I recently got my dad 2007 duramax running after 3 years. It was his daily driver (465,000K on it) and one day it wouldn't stay running. We pulled it into the shop, checked all the fuel lines, and filter housing, all were fine. Ended up doing the injector pump on some bad advice from a GM service manager, $2300 later same problem. While we were changing the pump we also deleted the EGR cooler. We left the coolant out and the truck still wouldnt stay running longer then 3 seconds. Being pissed off and working on this truck for over a month, we pulled it outside and it sat there for 3 years.



Well this winter we pulled it in, and turns out a green wire under the fuse box in the engine bay had been chewed off clean by a mouse, fixed the wire and truck runs like a top! Filled it up with coolant and took it for a drive.

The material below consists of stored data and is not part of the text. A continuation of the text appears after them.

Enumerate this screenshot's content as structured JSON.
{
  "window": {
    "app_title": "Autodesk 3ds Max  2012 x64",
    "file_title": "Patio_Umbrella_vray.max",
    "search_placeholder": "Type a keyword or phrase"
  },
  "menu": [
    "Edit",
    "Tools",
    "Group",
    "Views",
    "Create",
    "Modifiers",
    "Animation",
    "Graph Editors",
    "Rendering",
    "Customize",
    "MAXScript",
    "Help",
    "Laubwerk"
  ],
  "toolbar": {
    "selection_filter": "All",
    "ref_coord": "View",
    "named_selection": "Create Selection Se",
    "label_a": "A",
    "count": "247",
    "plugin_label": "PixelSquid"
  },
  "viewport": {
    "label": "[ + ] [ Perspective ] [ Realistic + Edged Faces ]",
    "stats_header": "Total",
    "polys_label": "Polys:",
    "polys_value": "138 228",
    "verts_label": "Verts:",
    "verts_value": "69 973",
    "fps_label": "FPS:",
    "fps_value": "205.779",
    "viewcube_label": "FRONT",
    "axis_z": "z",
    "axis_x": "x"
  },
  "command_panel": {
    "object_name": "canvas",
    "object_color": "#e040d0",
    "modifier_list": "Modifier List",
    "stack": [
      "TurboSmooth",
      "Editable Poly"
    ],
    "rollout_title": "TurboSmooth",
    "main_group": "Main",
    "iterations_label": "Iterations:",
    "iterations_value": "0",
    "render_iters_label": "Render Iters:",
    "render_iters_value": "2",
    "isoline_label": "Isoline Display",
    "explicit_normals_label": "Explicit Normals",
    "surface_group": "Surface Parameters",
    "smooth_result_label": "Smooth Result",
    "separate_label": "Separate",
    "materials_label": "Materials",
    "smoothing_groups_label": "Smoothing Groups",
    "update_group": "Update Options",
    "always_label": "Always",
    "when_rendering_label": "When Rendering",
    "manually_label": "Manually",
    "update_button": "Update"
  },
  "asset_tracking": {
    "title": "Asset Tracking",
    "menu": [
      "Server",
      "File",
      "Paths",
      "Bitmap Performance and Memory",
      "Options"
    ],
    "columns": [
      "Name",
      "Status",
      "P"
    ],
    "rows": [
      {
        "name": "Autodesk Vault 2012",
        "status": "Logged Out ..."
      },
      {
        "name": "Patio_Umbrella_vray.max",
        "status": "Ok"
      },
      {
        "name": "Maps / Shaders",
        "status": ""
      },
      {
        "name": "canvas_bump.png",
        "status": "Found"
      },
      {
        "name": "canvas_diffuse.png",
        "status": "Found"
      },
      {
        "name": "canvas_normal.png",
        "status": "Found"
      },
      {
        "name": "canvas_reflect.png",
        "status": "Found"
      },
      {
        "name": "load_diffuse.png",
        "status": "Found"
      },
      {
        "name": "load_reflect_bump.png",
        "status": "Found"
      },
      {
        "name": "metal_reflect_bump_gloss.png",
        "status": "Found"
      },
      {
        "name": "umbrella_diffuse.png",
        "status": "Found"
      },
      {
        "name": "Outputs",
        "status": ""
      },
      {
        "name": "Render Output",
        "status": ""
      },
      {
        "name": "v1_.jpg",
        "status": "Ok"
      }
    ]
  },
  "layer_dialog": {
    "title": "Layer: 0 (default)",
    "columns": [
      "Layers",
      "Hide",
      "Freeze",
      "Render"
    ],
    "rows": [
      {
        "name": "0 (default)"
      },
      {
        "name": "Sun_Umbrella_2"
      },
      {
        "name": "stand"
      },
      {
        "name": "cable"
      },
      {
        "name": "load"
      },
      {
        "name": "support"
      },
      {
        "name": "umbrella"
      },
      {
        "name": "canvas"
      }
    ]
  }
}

Truck has a slight drip from the rear driver side of the engine, up near the oil cooler. I pulled the oil cooler off and did the seals in everything. I just got it back together and same problem. I was very careful to not damage or pinch any seals. When the trucks cold or running it just drips. but when its shut off and cooling down it is more of stream. I cannot for the life of me figure out where its coming from. But here is my best guess





The rad hose doesnt get hard, the coolant isnt dirty, the oil is clean, but I havent had the tools to pressurize the cooling system yet. But what advice can you give me to test that next?



I have read that the bell housing plate has coolant pass through it and they can crack and leak. With the amount of kms on this truck it is a high possibly it could be that too?


I would love to get this truck out of the shop and get it running for him again, open to any ideas to check for!


Thanks!
 

Attachments

  • LBZLEAK.jpg
    LBZLEAK.jpg
    55.5 KB · Views: 28

MJfarmer

New member
Jan 11, 2019
2
0
0
Okay I got it figured out. The small 3/8s coolant line that feeds the turbo had a cut underneath the factory hose clamp. Everytime it would get hot and pressured it would spew out until it cooled down. I literally couldnt see the coolant coming out of it. I just removed the line om advice from someone else and sure enough I could see it. 20 minutes running and not a drop of antifreeze on the cement now. Im glad I did the oil cooler seals though as its never been touched on this truck.

My advice for anyone is START WITH THE SMALL LINE! Even if you cant see it leaking remove it and replace it. Very easy to do and much cheaper. After 3 years this truck is finally running and out of the shop! Thanks to everyone on here that has posted issues before. I wouldnt of found the broken wire under the fuse box if it wasnt for forums like these!